Cyber celebrities redefine market reach

By He Wei | China Daily Europe | Updated: 2018-11-23 08:36

The good old branding method of banking only on certain proven celebrities is being challenged in digital marketing and with no guarantee of success, market experts say.

"Depending on only a few top stars also means it has become difficult for marketers to uniquely build resonance with their brand," says Maneesh Choudhary, deputy managing director of Kantar Millward Brown China, a global research firm.

Choudhary says matching the brand character with the celebrity character is key to unlocking the true potential of synergy. For instance, snack food brand Nestle Milka successfully married its warm soft persona seamlessly with the "innocence" of Zhang Yixing, a singer and songwriter, to drive sustained engagement with consumers.

 Cyber celebrities redefine market reach

Webcasters, wearing cool summer clothes, broadcast online through their mobile phones, soliciting business for a newly opened bar in Tongling, Anhui province. Chen Chen / For China Daily

"This matching of personality becomes even more relevant for China's lower tiers (the next frontier of growth) where the personality of the celebrity should be down-to-earth and relatable to the people who are less advertising-literate and looking for rational and simple marketing messages," he says.

Meanwhile, brands are starting to reap more success from working with self-made bloggers, converting their own fan numbers into influence with the brands.

With more than 3 million followers on Weibo and 4.5 million fans on WeChat, Fan Yimin, who is better known by her online avatar Becky Li, helped sell 100 Mini Cooper Countryman cars within five minutes via her WeChat post last year.

She is a role model to a generation of digital natives who have established viable careers as social media "influencers", and found fame and fortune solely by posting blogs and sharing their preferences online.

The power of word of mouth is one important reason for blogger success from the cultural perspective, according to Ashley Galina Dudarenok, founder of social media agency Alarice and a veteran social media expert.
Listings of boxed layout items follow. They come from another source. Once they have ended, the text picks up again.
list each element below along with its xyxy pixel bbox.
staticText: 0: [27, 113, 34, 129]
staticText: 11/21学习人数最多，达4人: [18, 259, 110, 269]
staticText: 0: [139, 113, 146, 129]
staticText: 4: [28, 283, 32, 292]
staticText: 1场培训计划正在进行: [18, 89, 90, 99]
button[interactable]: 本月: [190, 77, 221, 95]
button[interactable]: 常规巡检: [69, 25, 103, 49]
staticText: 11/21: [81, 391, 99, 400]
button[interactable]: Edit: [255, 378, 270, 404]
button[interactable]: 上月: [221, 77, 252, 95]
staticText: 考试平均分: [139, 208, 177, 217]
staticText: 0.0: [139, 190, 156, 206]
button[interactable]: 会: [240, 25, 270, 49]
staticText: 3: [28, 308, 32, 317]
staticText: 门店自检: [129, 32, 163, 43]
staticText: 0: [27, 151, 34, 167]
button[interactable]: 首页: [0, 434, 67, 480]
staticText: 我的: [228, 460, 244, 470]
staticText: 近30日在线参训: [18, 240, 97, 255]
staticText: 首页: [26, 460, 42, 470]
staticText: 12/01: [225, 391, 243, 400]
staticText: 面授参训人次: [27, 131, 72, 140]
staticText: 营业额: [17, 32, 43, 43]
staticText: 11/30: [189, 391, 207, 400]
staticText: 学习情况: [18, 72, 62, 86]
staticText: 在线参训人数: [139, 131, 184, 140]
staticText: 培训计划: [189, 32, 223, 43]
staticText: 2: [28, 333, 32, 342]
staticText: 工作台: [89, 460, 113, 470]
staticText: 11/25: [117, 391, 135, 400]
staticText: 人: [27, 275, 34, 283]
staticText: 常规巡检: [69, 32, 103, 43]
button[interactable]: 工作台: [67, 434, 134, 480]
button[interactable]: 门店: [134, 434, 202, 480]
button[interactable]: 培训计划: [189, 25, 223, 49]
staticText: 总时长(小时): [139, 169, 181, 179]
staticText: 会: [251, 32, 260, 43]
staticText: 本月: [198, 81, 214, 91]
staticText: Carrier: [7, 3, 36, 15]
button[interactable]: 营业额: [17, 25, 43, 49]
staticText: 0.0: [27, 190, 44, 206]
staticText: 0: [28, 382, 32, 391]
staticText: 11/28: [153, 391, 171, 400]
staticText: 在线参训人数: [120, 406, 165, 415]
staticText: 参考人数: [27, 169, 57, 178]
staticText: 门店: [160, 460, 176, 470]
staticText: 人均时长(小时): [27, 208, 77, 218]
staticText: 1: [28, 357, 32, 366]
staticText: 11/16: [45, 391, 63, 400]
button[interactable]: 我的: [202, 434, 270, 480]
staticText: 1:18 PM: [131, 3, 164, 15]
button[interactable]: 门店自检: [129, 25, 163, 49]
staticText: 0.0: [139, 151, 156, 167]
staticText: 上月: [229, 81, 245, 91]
"Chinese customers have very deep trust in key opinion leaders (KOLs) and this psychological bond can be partially explained by the pseudo-intimacy created by social media," she says. "Social media make you feel like influencers are friends you know in real life, thanks to the details of their daily lives shared through Weibo, WeChat and live streaming apps."

Choudhary agrees. He referrs to the case of Zhang Dayi, one of China's best-known key opinion leaders, who reportedly earns around 300 million yuan ($43.2 million; 37.8 million euros; £33.6 million) annually, which is more than what some celebrity film actors and actresses earn.

"Brands can leverage the might of this huge traffic to garner short-term gains and if matched well with a brand's personality can also result in effective brand building," Choudhary says.

Major factors when choosing a KOL include exposure, engagement and relevance. The negative checklist involves potential risk, competitor conflict and cooperation feasibility, says Leon Zhang, general manager of social media at Media-Com China, an agency engaged in media operations and content creativity.

"Usually, clients with sufficient budgets are willing to pay for premium and quality KOLs for peak influence and quality content co-creation, while at the same time setting aside part of the budget for other lowerprofile KOLs and social ads to amplify the influence," he says.